Robo histórico en el Museo Nacional de Damasco
La madrugada del lunes, el Museo Nacional de Damasco, una de las instituciones culturales más emblemáticas del Medio Oriente, se convirtió en escenario de un robo que conmociona a Siria y al mundo. Seis estatuas de mármol de la era romana fueron sustraídas de su sala clásica, un acto que reabre las heridas del país tras más de una década de guerra civil y el reciente colapso del régimen de la familia Assad.
El hallazgo del robo se produjo el lunes por la mañana, cuando trabajadores del museo notaron una de las puertas metálicas violentadas y varios pedestales vacíos. Las cámaras de seguridad, instaladas durante los años más duros del conflicto, aún están siendo revisadas por las autoridades sirias.
El museo más importante de Siria vuelve a cerrar sus puertas
El Museo Nacional de Damasco, ubicado en el corazón de la capital, había reabierto sus puertas apenas en enero, tras catorce años de cierre intermitente por la guerra civil. Era un símbolo de esperanza, un intento de recuperar la normalidad cultural después de los años más oscuros del país.
La reapertura se celebró como un signo de reconstrucción tras la caída del régimen Assad, que había gobernado Siria durante más de medio siglo. Sin embargo, este robo representa un duro golpe para las instituciones culturales que intentan preservar la historia y el arte en medio de la inestabilidad.
Fuentes de la Dirección General de Antigüedades y Museos confirmaron a la agencia Associated Press que las piezas robadas pertenecían al periodo romano y que se trataba de obras de valor incalculable. Los funcionarios, que pidieron anonimato, señalaron que las investigaciones están en curso y que no se descarta la participación de redes internacionales dedicadas al tráfico de arte.
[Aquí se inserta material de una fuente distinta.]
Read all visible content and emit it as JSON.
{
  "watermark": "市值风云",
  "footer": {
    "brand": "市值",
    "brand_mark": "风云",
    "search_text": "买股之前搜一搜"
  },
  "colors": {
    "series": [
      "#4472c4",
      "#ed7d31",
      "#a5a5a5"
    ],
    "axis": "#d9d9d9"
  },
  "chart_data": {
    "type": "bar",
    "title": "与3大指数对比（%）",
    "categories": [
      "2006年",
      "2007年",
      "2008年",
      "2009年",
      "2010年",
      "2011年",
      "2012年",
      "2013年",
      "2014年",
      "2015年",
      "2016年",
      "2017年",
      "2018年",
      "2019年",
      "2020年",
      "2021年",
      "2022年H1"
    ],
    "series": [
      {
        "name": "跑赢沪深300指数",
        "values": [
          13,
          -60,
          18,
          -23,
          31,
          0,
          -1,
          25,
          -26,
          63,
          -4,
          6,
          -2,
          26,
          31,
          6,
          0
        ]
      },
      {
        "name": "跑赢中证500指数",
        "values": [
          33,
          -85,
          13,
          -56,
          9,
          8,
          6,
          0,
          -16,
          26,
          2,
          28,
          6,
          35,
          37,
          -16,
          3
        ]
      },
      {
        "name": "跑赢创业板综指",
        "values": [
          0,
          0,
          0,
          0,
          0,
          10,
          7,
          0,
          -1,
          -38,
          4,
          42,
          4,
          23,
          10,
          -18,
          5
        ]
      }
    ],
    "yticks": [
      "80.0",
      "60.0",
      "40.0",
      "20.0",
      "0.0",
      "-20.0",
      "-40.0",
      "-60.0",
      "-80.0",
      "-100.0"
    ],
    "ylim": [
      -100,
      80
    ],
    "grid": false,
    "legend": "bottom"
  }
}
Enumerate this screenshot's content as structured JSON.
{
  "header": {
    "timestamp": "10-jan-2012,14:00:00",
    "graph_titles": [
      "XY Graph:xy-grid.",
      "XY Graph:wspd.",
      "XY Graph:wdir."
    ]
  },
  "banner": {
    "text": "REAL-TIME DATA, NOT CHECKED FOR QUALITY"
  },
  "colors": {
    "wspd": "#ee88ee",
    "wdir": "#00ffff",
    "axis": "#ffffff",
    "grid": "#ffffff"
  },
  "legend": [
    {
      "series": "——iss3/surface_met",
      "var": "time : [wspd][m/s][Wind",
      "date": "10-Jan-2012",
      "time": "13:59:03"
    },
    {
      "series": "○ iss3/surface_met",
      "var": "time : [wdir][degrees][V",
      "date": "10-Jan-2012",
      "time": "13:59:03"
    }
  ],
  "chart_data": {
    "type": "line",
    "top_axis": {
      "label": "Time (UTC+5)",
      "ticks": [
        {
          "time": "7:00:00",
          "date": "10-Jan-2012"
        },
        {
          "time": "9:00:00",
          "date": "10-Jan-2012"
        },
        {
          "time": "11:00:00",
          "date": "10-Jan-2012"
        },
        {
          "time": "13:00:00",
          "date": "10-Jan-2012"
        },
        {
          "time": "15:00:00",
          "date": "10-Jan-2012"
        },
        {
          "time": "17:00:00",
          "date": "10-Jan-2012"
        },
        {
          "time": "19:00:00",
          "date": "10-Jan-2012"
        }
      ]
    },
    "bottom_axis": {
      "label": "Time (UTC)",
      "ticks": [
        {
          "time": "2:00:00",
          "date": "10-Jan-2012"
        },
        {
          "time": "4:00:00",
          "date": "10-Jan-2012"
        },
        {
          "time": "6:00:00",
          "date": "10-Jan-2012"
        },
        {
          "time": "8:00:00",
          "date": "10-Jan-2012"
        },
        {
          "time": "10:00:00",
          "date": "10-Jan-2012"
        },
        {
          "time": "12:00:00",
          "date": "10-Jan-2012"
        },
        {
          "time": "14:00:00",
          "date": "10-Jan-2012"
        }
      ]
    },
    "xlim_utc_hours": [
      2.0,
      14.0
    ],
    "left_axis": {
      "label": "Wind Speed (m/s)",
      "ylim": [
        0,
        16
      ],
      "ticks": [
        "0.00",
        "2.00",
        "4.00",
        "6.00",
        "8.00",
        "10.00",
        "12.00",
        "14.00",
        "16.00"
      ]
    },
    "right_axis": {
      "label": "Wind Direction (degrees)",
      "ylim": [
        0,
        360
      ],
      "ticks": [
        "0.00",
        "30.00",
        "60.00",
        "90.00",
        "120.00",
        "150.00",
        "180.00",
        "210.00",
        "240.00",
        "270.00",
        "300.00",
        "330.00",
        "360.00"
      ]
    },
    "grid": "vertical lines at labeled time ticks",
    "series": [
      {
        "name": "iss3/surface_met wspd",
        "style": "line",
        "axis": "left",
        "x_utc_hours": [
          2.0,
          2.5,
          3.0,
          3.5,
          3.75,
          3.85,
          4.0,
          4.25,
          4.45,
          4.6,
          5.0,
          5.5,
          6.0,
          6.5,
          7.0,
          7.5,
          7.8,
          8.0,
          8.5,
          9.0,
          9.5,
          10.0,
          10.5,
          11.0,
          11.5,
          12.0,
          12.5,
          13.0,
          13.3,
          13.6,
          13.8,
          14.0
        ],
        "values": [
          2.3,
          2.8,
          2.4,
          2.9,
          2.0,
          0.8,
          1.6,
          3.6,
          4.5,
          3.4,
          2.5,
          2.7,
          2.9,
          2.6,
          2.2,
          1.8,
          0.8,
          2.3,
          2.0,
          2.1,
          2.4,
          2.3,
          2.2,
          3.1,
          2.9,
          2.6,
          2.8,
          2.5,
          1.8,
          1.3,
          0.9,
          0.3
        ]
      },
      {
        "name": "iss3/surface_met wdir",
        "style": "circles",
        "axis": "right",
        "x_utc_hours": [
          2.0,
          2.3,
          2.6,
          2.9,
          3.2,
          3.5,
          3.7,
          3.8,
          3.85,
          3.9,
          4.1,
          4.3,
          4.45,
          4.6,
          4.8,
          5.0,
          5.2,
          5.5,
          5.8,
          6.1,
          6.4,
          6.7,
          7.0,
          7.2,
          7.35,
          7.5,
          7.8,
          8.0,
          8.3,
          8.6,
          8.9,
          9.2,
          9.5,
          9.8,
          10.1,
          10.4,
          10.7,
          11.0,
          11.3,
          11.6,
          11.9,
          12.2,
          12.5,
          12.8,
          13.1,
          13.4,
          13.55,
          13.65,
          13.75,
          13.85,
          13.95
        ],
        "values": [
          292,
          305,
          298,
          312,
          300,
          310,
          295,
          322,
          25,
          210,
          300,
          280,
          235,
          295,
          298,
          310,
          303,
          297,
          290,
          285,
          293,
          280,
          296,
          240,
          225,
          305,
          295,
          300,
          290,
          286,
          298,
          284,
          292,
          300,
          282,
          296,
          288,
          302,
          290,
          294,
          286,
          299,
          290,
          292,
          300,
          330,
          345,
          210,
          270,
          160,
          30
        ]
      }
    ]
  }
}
Estatuas de valor incalculable: un golpe al patrimonio sirio
Las seis esculturas sustraídas formaban parte del departamento clásico del museo, una sección que Maamoun Abdulkarim, exjefe de Antigüedades y Museos, describió como “una joya del patrimonio sirio, con piezas que narran la evolución cultural desde el periodo helenístico hasta el bizantino”.
Cada estatua representaba una historia: dioses, héroes y figuras de la vida cotidiana talladas hace más de dos milenios. Eran testimonio de la riqueza cultural de Siria, un país que fue cruce de civilizaciones y que hoy lucha por conservar su legado frente al caos político y económico.
Damasco: entre la reconstrucción y la pérdida cultural
El robo ocurre en un contexto de fragilidad institucional. Tras el fin del régimen Assad, el país ha intentado estabilizarse política y económicamente, pero la inseguridad y el tráfico de bienes culturales siguen siendo una amenaza.
Durante los años más intensos del conflicto, cientos de antigüedades fueron trasladadas desde diferentes regiones del país hacia Damasco, con el fin de resguardarlas de la violencia. Sin embargo, este nuevo golpe demuestra que ni siquiera la capital está exenta del saqueo.
El recuerdo de Palmira aún pesa sobre la memoria siria. En 2015, miembros del grupo Estado Islámico destruyeron mausoleos, templos y esculturas de valor incalculable en ese sitio arqueológico reconocido por la UNESCO como Patrimonio Mundial. Hoy, la historia parece repetirse, aunque en un escenario distinto.
La sombra del tráfico internacional de arte
Expertos en arqueología y seguridad del patrimonio temen que las estatuas ya hayan sido sacadas del país. Las piezas romanas son especialmente codiciadas por el mercado negro, donde cada figura puede alcanzar millones de dólares.
Las autoridades sirias han solicitado cooperación internacional para rastrear las piezas, mientras Interpol y organismos de la ONU especializados en patrimonio cultural han sido notificados del robo.
El exfuncionario Maamoun Abdulkarim expresó su preocupación: “Cada estatua robada no solo representa una pérdida material, sino la amputación de la memoria cultural de un pueblo que aún lucha por reconstruirse”.
El arte como testigo de una nación que resiste
El Museo Nacional de Damasco simbolizaba la resistencia del arte ante la devastación. Sus puertas metálicas, reforzadas tras la guerra, y sus cámaras de seguridad eran el recordatorio de que proteger la historia también es una forma de sobrevivir.
Ahora, con las vitrinas vacías y el eco del robo reciente, la institución vuelve a ser reflejo del país: una nación que intenta reconstruirse mientras enfrenta la pérdida constante de su herencia cultural.
El silencio del museo, cerrado nuevamente, resume la fragilidad de la historia cuando los conflictos humanos la ponen en riesgo.